Ezra's letter was correctly addressed: 'Ms Emma Carpenter, General Secretary, Committee for Socialist Democracy'. Emma sipped her first coffee and smiled. And why not? She would go to Europe and hear what they all had to say. Then she would tell them a few things. She would meet a few old friends and come back. She looked at the letter again. No mention was made of fares. PISPAW had all the money in the world. They never needed aid. The Centre knew that the other groups in the States, and there were at least seven, would have to be subsidized.
She would give Ezra a ring from work later in the day. It would be nice, despite everything, to hear the old, familiar voice.
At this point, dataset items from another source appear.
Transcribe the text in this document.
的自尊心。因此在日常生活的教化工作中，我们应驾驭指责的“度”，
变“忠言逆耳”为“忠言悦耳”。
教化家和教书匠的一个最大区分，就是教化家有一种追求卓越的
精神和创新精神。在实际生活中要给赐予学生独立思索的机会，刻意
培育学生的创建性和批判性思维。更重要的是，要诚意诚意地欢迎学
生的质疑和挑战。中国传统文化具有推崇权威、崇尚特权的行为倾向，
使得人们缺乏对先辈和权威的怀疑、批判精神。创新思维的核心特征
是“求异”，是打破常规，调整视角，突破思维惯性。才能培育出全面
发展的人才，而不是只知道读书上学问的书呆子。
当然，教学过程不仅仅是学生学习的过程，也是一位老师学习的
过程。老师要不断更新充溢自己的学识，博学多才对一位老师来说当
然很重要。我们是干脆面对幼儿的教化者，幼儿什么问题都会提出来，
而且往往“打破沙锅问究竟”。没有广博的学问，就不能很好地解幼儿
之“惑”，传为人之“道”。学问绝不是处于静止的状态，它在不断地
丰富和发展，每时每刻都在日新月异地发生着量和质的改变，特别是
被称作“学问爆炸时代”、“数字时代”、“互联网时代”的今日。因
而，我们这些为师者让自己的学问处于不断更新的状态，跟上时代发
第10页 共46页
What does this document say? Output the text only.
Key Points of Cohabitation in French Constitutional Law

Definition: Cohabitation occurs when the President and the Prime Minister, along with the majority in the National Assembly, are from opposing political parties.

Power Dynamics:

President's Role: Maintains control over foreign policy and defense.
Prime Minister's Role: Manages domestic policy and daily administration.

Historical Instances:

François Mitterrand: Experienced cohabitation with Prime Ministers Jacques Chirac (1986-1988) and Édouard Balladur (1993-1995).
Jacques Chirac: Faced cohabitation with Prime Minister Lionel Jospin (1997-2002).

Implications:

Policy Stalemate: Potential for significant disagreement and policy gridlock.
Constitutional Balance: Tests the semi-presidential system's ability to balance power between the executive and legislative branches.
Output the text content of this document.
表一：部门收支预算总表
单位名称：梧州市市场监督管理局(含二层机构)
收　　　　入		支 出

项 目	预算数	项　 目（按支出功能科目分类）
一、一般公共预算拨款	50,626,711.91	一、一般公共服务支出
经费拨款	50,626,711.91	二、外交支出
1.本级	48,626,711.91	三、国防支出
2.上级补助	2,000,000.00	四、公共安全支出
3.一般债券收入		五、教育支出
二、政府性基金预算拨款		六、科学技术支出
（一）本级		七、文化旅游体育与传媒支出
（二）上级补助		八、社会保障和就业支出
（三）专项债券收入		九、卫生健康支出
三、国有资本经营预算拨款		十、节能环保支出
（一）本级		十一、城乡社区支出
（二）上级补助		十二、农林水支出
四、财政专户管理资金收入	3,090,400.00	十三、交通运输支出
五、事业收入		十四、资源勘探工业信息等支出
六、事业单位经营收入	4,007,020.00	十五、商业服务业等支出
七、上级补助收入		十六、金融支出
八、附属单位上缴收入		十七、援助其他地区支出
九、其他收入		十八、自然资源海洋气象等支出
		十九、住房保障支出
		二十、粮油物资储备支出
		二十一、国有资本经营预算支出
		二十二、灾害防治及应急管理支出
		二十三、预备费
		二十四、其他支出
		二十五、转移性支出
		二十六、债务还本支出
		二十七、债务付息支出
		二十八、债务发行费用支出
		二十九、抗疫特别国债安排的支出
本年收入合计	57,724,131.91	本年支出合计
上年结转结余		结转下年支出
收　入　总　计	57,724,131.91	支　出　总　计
Ezra's English, spoken in heavy Continental accents, always reminded Emma of her Jewish grandparents, who had migrated from Tsarist Russia between the revolutions of 1905 and 1917. They had both belonged to the left wing of the Mensheviks and, though they had regretted not being in Petrograd in October 1917, the feeling had not lasted more than a few years. Both had died natural deaths, at home in bed, while in their eighties. Emma had often argued with them, sometimes ferociously, but her father, apolitical and loving, always insisted on a truce. She shivered at the memory of how, during her PISPAW trial, some hack had said: 'Menshevism runs in her blood.'
Grandfather Moshe always used to tell her: 'You wait and see. In the end they'll be toppled by the people. The whole bloody lot of them. States can't float permanently on seas of blood. Sooner or later there will be a storm. One day, my little Emmushka, you will learn that the much-maligned Mensheviks were not so wrong when they warned against the Bolshevik adventure.' Emma used to provoke him, point to the rubbish can in the corner of the kitchen and say: 'Grandad, that's where the Mensheviks went. Straight into the dustbin of history.' Then old Moshe would lose his temper, curse Lenin as an 'amoral adventurer', denounce Trotsky as a 'ruthless fanatic' and insist that taken individual by individual, the Menshevik leaders were far better human beings than their Bolshevik counterparts. 'Can you even compare Martov to Zinoviev? he would shout, and before Emma could reply, her father would gently remove her from the room. That would temporarily end one skirmish in the ongoing battle between Bolshevism and Menshevism, which took place in quite a few kitchens in different cities of the United States.